The case fatality ratio for COVID-19 has been much lower than SARS of 2003, but the transmission has been significantly greater, with a significant total death toll.

==Timeline==
===March 2020===
- The country's first case was announced on 14 March, a 50-year-old man who returned to the Republic of the Congo from Paris, France. Two more cases were detected on 19 March. As of 31 March, there were 19 cases in the Republic of the Congo.
- The country reported its first two deaths on 31 March, both of which in Pointe-Noire.

===April to December 2020===
- There were 201 new cases in April, 384 in May, 725 in June, 2047 in July, 1252 in August, 461 in September, 201 in October, 484 in November, and 1333 in December. The total number of cases stood at 220 in April, 604 in May, 1329 in June, 3376 in July, 4628 in August, 5089 in September, 5290 in October, 5774 in November, and 7107 in December.
- The number of recovered patients was 19 in April, 172 in May, 694 in June, 1003 in July, 3995 in September, 4988 in November, and 5846 in December, leaving 192 active cases at the end of April, 412 at the end of May, 594 at the end of June, 2317 at the end of July, 2159 at the end of August, 692 at the end of November, and 1153 at the end of December.
- The death toll rose to 9 in April, 20 in May, 41 in June, 56 in July, 92 in October, 94 in November, and 108 in December.

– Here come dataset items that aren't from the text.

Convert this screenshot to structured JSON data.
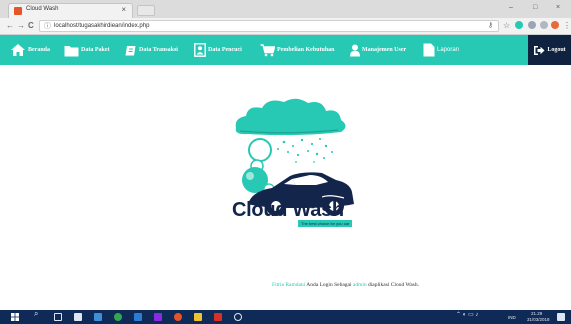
{
  "browser": {
    "tab_title": "Cloud Wash",
    "tab_close": "×",
    "window_controls": [
      "–",
      "□",
      "×"
    ],
    "nav": {
      "back": "←",
      "forward": "→",
      "reload": "C"
    },
    "url": "localhost/tugasakhirdiean/index.php"
  },
  "navbar": {
    "items": [
      {
        "label": "Beranda",
        "icon": "home-icon"
      },
      {
        "label": "Data Paket",
        "icon": "folder-icon"
      },
      {
        "label": "Data Transaksi",
        "icon": "edit-icon"
      },
      {
        "label": "Data Pencuci",
        "icon": "user-box-icon"
      },
      {
        "label": "Pembelian Kebutuhan",
        "icon": "cart-icon"
      },
      {
        "label": "Manajemen User",
        "icon": "users-icon"
      },
      {
        "label": "Laporan",
        "icon": "file-icon"
      }
    ],
    "logout_label": "Logout"
  },
  "logo": {
    "title": "Cloud Wash",
    "tagline": "The best choice for you car"
  },
  "footer": {
    "user_name": "Fitria Ramdani",
    "text1": " Anda Login Sebagai ",
    "role": "admin",
    "text2": " diaplikasi Cloud Wash."
  },
  "taskbar": {
    "lang": "IND",
    "time": "21.29",
    "date": "31/03/2018"
  },
  "colors": {
    "accent": "#27c9b4",
    "logout_bg": "#0f2340",
    "taskbar": "#102a57"
  }
}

=== January to December 2021 ===
- Vaccination started on 19 April, initially with 300,000 doses of the Sinopharm BIBP vaccine donated by China and 12,000 doses of Sputnik V. By the end of the month 41379 persons had received their first inoculation and 11700 had been fully vaccinated.
- There were 780 new cases in January, 933 in February, 861 in March, 997 in April, 980 in May, 935 in June, 590 in July, 402 in August, 656 in September, 3426 in October, 1300 in November, and 2307 in December. The total number of cases stood at 7,887 in January, 8,820 in February, 9,681 in March, 10,678 in April, 11,658 in May, 12,596 in June, 13,186 in July, 13,588 in August, 14,244 in September, 17,670 in October, 18,970 in November, and 21,277 in December.
- The number of recovered patients was 5,846 in January, 7,019 in February, 7,898 in March, 8,208 in April and May, 11,211 in June, and 12,421 in July, leaving 1,924 active cases at the end of January, 1,673 at the end of February, 1,648 at the end of March, 2,326 at the end of April, 3,297 at the end of May, 1,220 at the end of June, 587 at the end of July, 984 at the end of August, 1,630 at the end of September, 4,644 at the end of October, 1,763 at the end of November, and 2,083 at the end of December.
- The death toll rose to 117 in January, 128 in February, 135 in March, 144 in April, 153 in May, 165 in June, 178 in July, 183 in August, 193 in September, 278 in October, 354 in November, and 369 in December.
- Modeling by WHO’s Regional Office for Africa suggests that due to under-reporting, the true cumulative number of infections by the end of 2021 was around 2.5 million while the true number of COVID-19 deaths was around 1560.

=== January to December 2022 ===
- There were 2428 new cases in January, 315 in February, 51 in March, 32 in April, 11 in May, 76 in June, 585 in July, and 62 in August. The total number of cases stood at 23,705 in January, 24,020 in February, 24,071 in March, 24,103 in April, 24,114 in May, 24,190 in June, 24,775 in July, and 24,837 in August.
- There were 3,156 active cases at the end of January, 3,464 at the end of February, 3,508 at the end of March, and 161 at the end of June.
- The death toll rose to 371 in January, 378 in February, 385 in March, and 386 in July.

=== 2023 ===
- There were 376 confirmed cases in 2023, bringing the total number of cases to 25,213. Three patients died in 2023, bringing the total death toll to 389.

== Cultural impact ==
Artist Sardoine Mia created a new body of work partly in response to the pandemic; it was exhibited in Brazzaville in 2021.